Troubleshooting¶
Table of Contents
Problem reading data in Crawler Queue¶
With the crawler release 9.1.0 we have changed the data stores in crawler queue from serialized to json data. If you are experiencing problems with the old data still in your database, you can flush your complete crawler queue and the problem should be solved.
We have build in a JsonCompatibilityConverter
to ensure that this should not
happen, but in case of it run:
$ vendor/bin/typo3 crawler:flushQueue all
Make Direct Request doesn't work¶
If you are using direct request, see Extension Manager Configuration, and it doesn't give you any result, or that the scheduler tasks stalls.
It can be because of a faulty configured TrustedHostPattern
, this can be
changed in the LocalConfiguration.php
.
$GLOBALS['TYPO3_CONF_VARS']['SYS']['trustedHostsPattern'] = '<your-pattern>';
Crawler want process all entries from command line¶
The crawler won't process all entries at command-line-way. This might happened because the php run into an time out, to avoid this you can call the crawler like:
php -d max_execution_time=512 vendor/bin/typo3 crawler:buildQueue
Crawler Count is 0 (zero)¶
If you experiences that the crawler queue only adds one url to the queue, you are probably on a new setup, or an update from TYPO3 8LTS you might have some migration not executed yet.
Please check the Upgrade Wizard, and check if the Introduce URL parts ("slugs") to all existing pages is marked as done, if not you should perform this step.

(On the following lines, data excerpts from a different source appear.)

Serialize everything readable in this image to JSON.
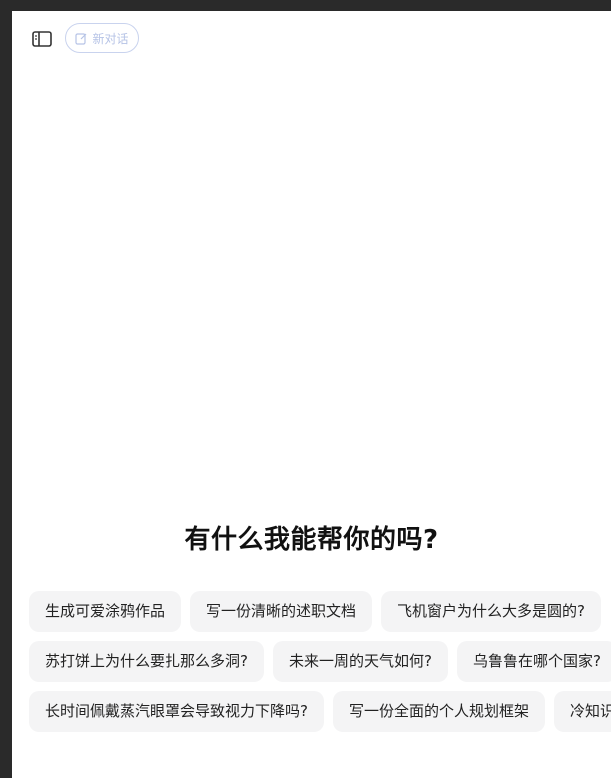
{
  "header": {
    "new_chat_label": "新对话"
  },
  "main": {
    "headline": "有什么我能帮你的吗?"
  },
  "suggestions": {
    "row1": [
      "生成可爱涂鸦作品",
      "写一份清晰的述职文档",
      "飞机窗户为什么大多是圆的?"
    ],
    "row2": [
      "苏打饼上为什么要扎那么多洞?",
      "未来一周的天气如何?",
      "乌鲁鲁在哪个国家?"
    ],
    "row3": [
      "长时间佩戴蒸汽眼罩会导致视力下降吗?",
      "写一份全面的个人规划框架",
      "冷知识"
    ]
  },
  "colors": {
    "accent_border": "#c9d3ee",
    "accent_text": "#b6c3e6",
    "chip_bg": "#f4f4f5"
  },
  "icons": {
    "sidebar": "sidebar-toggle-icon",
    "new_chat": "edit-icon"
  }
}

See related issue: [BUG] Crawling Depth not respected #464
Update from older versions¶
If you update the extension from older versions you can run into following error:
SQL error: 'Field 'sys_domain_base_url' doesn't have a default value'
Make sure to delete all unnecessary fields from database tables. You can do
this in the backend via Analyze Database Structure tool or if you
have TYPO3 Console
installed via command line command
vendor/bin/typo3cms database:updateschema
.
TYPO3 shows error if the PHP path is not correct¶
In some cases you get an error, if the PHP path is not set correctly. It occures if you select the Site Crawler in Info-module.

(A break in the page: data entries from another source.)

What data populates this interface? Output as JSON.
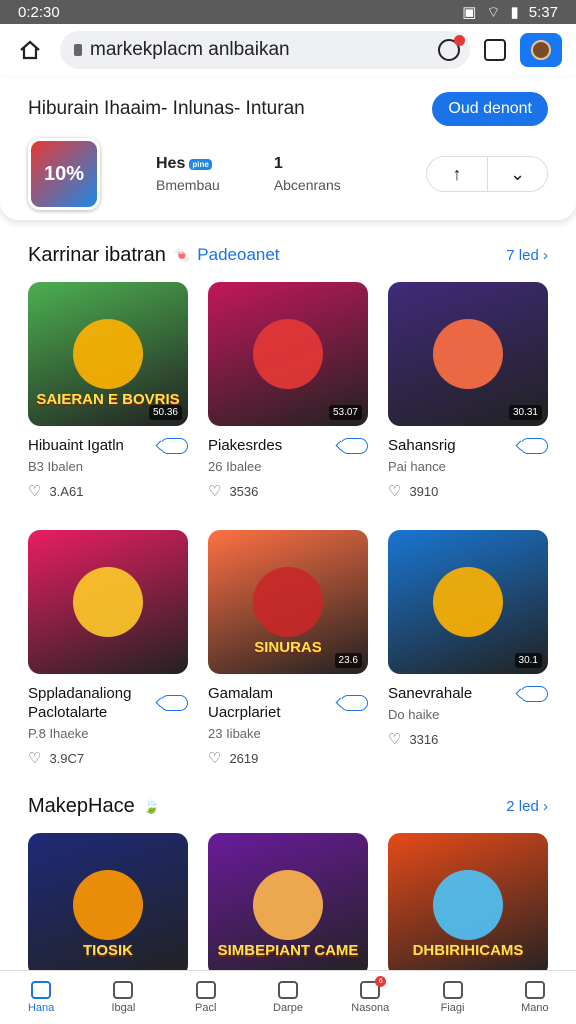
{
  "status_bar": {
    "time": "0:2:30",
    "battery": "5:37"
  },
  "browser": {
    "url": "markekplacm anlbaikan"
  },
  "app_card": {
    "title": "Hiburain Ihaaim- Inlunas- Inturan",
    "install_label": "Oud denont",
    "icon_text": "10%",
    "stat1_top": "Hes",
    "stat1_badge": "pine",
    "stat1_bottom": "Bmembau",
    "stat2_top": "1",
    "stat2_bottom": "Abcenrans",
    "upvote_icon": "arrow-up-icon",
    "downvote_icon": "chevron-down-icon"
  },
  "section1": {
    "title": "Karrinar ibatran",
    "subtitle": "Padeoanet",
    "more": "7 led",
    "tiles": [
      {
        "name": "Hibuaint Igatln",
        "sub": "B3 Ibalen",
        "likes": "3.A61",
        "badge": "50.36",
        "art_text": "SAIERAN\nE BOVRIS",
        "bg": "#4caf50",
        "art": "#ffb300"
      },
      {
        "name": "Piakesrdes",
        "sub": "26 Ibalee",
        "likes": "3536",
        "badge": "53.07",
        "art_text": "",
        "bg": "#c2185b",
        "art": "#e53935"
      },
      {
        "name": "Sahansrig",
        "sub": "Pai hance",
        "likes": "3910",
        "badge": "30.31",
        "art_text": "",
        "bg": "#3f2a7a",
        "art": "#ff7043"
      },
      {
        "name": "Sppladanaliong Paclotalarte",
        "sub": "P.8 Ihaeke",
        "likes": "3.9C7",
        "badge": "",
        "art_text": "",
        "bg": "#e91e63",
        "art": "#ffca28"
      },
      {
        "name": "Gamalam Uacrplariet",
        "sub": "23 Iibake",
        "likes": "2619",
        "badge": "23.6",
        "art_text": "SINURAS",
        "bg": "#ff7043",
        "art": "#c62828"
      },
      {
        "name": "Sanevrahale",
        "sub": "Do haike",
        "likes": "3316",
        "badge": "30.1",
        "art_text": "",
        "bg": "#1976d2",
        "art": "#ffb300"
      }
    ]
  },
  "section2": {
    "title": "MakepHace",
    "more": "2 led",
    "tiles": [
      {
        "art_text": "TIOSIK",
        "bg": "#1e2a78",
        "art": "#ff9800"
      },
      {
        "art_text": "SIMBEPIANT\nCAME",
        "bg": "#6a1b9a",
        "art": "#ffb74d"
      },
      {
        "art_text": "DHBIRIHICAMS",
        "bg": "#e64a19",
        "art": "#4fc3f7"
      }
    ]
  },
  "bottom_nav": [
    {
      "label": "Hana",
      "icon": "home-icon",
      "active": true
    },
    {
      "label": "Ibgal",
      "icon": "map-icon",
      "active": false
    },
    {
      "label": "Pacl",
      "icon": "dice-icon",
      "active": false
    },
    {
      "label": "Darpe",
      "icon": "card-icon",
      "active": false
    },
    {
      "label": "Nasona",
      "icon": "bell-icon",
      "badge": "6",
      "active": false
    },
    {
      "label": "Fiagi",
      "icon": "gamepad-icon",
      "active": false
    },
    {
      "label": "Mano",
      "icon": "profile-icon",
      "active": false
    }
  ]
}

Error message in Info-module¶
In this case you have to set the path to your PHP in the Extension configuration.

Correct PHP path settings in Extension configuration¶
Please be sure to add the correct path to your PHP. The path in this screenshot might be different to your PHP path.
Info Module throws htmlspecialchars() expects parameter 1 to be string¶
We have had a bug in the Crawler for a while, which I had difficulties figuring out. The bug is cause by a problem with the CrawlerHook in the TYPO3 Core, as this is remove in TYPO3 11.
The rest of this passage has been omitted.